MiguelDev comments on Robustness of Model-Graded Evaluations and Automated Interpretability

MiguelDev 15 Jul 2023 23:29 UTC
2 points
0
Explainer Model

I was trying to decode from OpenAI’s code how did they derive the neurons used in the tools and it kept pointing me to an Azure server that holds the information. I wished they also shared how they were able to extract the neurons.

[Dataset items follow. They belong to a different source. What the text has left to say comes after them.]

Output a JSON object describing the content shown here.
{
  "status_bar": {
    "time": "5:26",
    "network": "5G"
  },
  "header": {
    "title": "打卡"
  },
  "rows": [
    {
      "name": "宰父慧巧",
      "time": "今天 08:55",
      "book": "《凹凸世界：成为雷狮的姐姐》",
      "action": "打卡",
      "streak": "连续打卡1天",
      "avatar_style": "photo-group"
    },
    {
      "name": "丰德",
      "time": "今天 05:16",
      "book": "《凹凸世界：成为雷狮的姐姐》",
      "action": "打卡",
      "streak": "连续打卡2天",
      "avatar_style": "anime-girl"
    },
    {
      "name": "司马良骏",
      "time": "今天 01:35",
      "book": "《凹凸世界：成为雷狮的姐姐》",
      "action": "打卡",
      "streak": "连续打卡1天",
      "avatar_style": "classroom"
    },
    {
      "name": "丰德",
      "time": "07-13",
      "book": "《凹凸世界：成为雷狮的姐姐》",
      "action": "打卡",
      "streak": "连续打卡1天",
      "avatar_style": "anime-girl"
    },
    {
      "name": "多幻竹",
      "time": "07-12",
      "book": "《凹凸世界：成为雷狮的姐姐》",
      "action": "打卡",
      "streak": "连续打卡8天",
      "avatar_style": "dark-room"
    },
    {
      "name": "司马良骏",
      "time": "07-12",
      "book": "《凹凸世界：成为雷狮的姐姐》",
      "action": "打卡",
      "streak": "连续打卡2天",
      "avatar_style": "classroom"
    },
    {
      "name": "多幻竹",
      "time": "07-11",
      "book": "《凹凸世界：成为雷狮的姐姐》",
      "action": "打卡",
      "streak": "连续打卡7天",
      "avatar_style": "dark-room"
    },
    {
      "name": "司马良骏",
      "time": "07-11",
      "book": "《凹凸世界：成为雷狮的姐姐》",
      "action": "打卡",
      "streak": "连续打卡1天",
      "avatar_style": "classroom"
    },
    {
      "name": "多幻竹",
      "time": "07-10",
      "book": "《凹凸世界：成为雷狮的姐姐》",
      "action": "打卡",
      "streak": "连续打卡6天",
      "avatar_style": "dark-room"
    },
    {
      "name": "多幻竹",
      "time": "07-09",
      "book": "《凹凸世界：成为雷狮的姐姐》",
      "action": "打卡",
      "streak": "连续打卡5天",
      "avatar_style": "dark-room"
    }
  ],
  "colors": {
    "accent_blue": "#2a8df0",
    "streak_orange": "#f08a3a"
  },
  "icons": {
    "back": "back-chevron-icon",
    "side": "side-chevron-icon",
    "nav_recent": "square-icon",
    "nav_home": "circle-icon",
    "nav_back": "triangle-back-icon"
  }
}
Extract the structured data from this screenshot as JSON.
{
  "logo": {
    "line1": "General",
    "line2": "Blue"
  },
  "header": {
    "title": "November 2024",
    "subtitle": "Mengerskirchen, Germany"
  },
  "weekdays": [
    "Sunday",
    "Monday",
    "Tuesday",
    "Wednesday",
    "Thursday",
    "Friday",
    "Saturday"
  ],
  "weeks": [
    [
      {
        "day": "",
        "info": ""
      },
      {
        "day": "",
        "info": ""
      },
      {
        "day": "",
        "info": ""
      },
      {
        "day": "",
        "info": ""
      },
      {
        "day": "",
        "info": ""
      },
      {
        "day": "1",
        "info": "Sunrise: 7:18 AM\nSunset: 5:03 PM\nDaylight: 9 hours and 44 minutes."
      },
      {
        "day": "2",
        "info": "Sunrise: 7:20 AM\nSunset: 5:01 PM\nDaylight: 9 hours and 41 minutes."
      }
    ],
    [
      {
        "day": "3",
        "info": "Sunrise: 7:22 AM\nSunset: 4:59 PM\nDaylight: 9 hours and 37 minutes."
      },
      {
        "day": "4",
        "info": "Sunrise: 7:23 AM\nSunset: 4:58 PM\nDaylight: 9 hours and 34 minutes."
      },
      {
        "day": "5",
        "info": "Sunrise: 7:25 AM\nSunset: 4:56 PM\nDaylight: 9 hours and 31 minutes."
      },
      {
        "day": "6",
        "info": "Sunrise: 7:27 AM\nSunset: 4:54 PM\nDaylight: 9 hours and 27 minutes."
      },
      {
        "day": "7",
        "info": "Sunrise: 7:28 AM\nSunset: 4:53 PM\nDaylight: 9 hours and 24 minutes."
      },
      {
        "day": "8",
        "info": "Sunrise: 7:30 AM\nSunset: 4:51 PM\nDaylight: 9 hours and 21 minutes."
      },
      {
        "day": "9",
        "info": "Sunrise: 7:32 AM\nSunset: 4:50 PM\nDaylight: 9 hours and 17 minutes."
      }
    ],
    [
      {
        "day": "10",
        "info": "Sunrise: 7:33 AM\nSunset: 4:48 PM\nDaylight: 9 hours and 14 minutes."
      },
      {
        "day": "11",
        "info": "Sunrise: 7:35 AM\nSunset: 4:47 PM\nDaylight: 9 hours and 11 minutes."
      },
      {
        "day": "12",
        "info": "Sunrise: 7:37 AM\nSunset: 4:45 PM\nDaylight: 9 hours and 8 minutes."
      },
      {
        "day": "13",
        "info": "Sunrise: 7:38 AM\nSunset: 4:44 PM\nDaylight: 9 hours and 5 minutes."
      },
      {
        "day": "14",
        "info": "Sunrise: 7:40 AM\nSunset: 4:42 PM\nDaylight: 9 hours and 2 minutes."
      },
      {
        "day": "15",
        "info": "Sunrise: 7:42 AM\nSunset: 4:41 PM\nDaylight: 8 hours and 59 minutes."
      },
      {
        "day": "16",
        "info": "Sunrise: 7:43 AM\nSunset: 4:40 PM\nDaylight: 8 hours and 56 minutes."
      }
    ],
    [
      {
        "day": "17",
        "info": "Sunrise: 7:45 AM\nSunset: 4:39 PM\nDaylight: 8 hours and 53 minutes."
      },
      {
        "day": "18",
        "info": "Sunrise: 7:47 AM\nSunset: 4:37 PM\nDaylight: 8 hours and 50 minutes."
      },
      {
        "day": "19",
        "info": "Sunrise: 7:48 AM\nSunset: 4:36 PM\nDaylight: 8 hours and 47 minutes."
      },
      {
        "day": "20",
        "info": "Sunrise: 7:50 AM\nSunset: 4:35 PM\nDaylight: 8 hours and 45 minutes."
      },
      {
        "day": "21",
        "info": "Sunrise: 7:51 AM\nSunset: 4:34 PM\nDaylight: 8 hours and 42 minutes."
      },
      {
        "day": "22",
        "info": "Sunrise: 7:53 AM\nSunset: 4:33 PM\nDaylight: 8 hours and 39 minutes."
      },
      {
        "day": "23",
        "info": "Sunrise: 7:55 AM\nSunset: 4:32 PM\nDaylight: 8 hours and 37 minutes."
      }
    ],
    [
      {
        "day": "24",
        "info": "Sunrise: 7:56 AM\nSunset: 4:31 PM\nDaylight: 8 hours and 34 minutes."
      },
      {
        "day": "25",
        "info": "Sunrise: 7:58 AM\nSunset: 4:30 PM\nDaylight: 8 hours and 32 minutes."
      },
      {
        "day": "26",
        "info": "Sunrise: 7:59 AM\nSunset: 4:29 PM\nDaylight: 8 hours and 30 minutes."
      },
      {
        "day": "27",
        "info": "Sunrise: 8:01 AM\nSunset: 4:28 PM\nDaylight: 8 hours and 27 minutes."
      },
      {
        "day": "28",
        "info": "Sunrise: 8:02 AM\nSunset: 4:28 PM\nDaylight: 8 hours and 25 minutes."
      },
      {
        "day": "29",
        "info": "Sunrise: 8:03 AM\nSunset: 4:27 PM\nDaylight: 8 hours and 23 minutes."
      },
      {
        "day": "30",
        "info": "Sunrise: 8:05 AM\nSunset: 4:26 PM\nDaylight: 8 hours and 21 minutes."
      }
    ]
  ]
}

- Simon Lermen 16 Jul 2023 2:37 UTC
  2 points
  0
  Parent
  Their approach would be a lot more transparent if they’d actually have a demo where you forward data and measure the activations for a model of your choice. Instead, they only have this activation dump on Azure. That being said, they have 6 open issues on their repo since May. The notebook demos don’t work at all.
  https://github.com/openai/automated-interpretability/issues/8
  - MiguelDev 16 Jul 2023 2:41 UTC
    1 point
    0
    Parent
    I was trying to reconstruct the neuronal locations, ended up analysing activations instead. My current stand is that the whole automated interpretability code/folder OpenAI shared seems unuseable if we can’t reverse engineer what they claim as neuronal locations. I mean the models are open-sourced, we can technically reverse engineer if it if they just provided the code.